Had population indeed been a burden, many first-world countries would not have felt perturbed following the decreasing rate of growth, with the population of senior citizens exceeding that of the youths. Also, they would not have encouraged citizens to reproduce more by offering them various incentives. After all, who would run the nation in the future?
So, when leading figures of the Indian society lament about the ‘population explosion’ as if it were a hindrance to the nation’s growth, it certainly invokes a bout of laughter. It resembles ignoring the value of precious minerals by sitting upon unlimited gold or oil reserves.
By being true to the adage of a bad workman who quarrels with his tools, individuals leaders or authorities who are incapable of harnessing human resources to their full potential, or do not hold any desire to harness it, actually try to sweep their abject failures under the carpet of ‘population explosion’.
To ensure full utilization of human resources, the authorities need to create more and more job opportunities. But far from creating it – be it the centralized sector to states to private enterprises – all are engaged in a lunatic rat race to shrink human strength just to maximize profit or to lessen the ‘burden’ of paying salaries, pensions and related benefits like medical.
Today, there exists not a single sector in the country where vacancies after vacancies do not exist. When humanity and necessity demand more and more creation of job openings to provide livelihoods to the youths, and in turn render proper service towards the society, the hard reality remains that even the existing posts are getting more and more vacant.
Thanks to such ever increasing vacancies, the youths are not getting jobs, the ever-shrinking work force is getting burdened with more and more workload, and resultantly services also are not getting rendered in a satisfactory way.
Moreover, just like a chain reaction, vacancies in jobs resultantly affect others also. In office premises, many persons gain sustenance by vending food articles, tea and snacks. Most of them have fixed clienteles and earn their bread through honest hard work. As the years roll by, the personnel continue to retire, with recruitment being absolutely nil or negligible. Automatically, with the loss of clienteles, their incomes also get reduced, often compelling them to wind up their businesses.
If retrenchment is followed, even the children of the hapless job losers will have to forsake education and either starve or beg or enter the market of child labour. If more job openings will be created along with filling up of all vacancies in all sectors, our borders can be protected with more vigilance, our medical centres can provide better service, our educational sector can ensure better teaching, policing in society can be more stringent, people would have more money in their pockets, their children can get highly educated, the increase in purchasing power will increase demand, thereby providing the much-needed boost to the economy, and economic inequality will also decrease with all-round prosperity.

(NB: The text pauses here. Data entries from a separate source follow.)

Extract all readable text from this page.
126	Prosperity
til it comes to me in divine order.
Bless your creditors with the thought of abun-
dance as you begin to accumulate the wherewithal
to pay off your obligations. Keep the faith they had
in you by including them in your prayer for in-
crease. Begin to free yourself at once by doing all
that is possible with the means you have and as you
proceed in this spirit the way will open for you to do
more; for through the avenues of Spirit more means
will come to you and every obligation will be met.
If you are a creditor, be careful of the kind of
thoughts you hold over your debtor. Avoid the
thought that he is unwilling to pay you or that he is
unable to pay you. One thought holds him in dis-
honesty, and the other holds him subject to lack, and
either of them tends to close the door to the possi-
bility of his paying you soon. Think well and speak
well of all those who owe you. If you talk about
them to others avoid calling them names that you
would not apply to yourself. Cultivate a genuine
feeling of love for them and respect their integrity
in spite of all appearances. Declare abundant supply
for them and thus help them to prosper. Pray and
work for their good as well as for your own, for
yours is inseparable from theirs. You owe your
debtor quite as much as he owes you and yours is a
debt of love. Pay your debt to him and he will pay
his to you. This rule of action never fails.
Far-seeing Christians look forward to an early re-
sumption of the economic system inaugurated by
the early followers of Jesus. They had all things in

Countries like China and the USA have brilliantly used their population strength in the Olympics, always ranking in the top grades. More well-harnessed population translates to more doctors, technocrats, scientists and artists earning reputation for the country and contributing to the welfare of the international community.
Now, which path the authorities would adopt is their prerogative; but this excuse of ‘population explosion’ must stop immediately.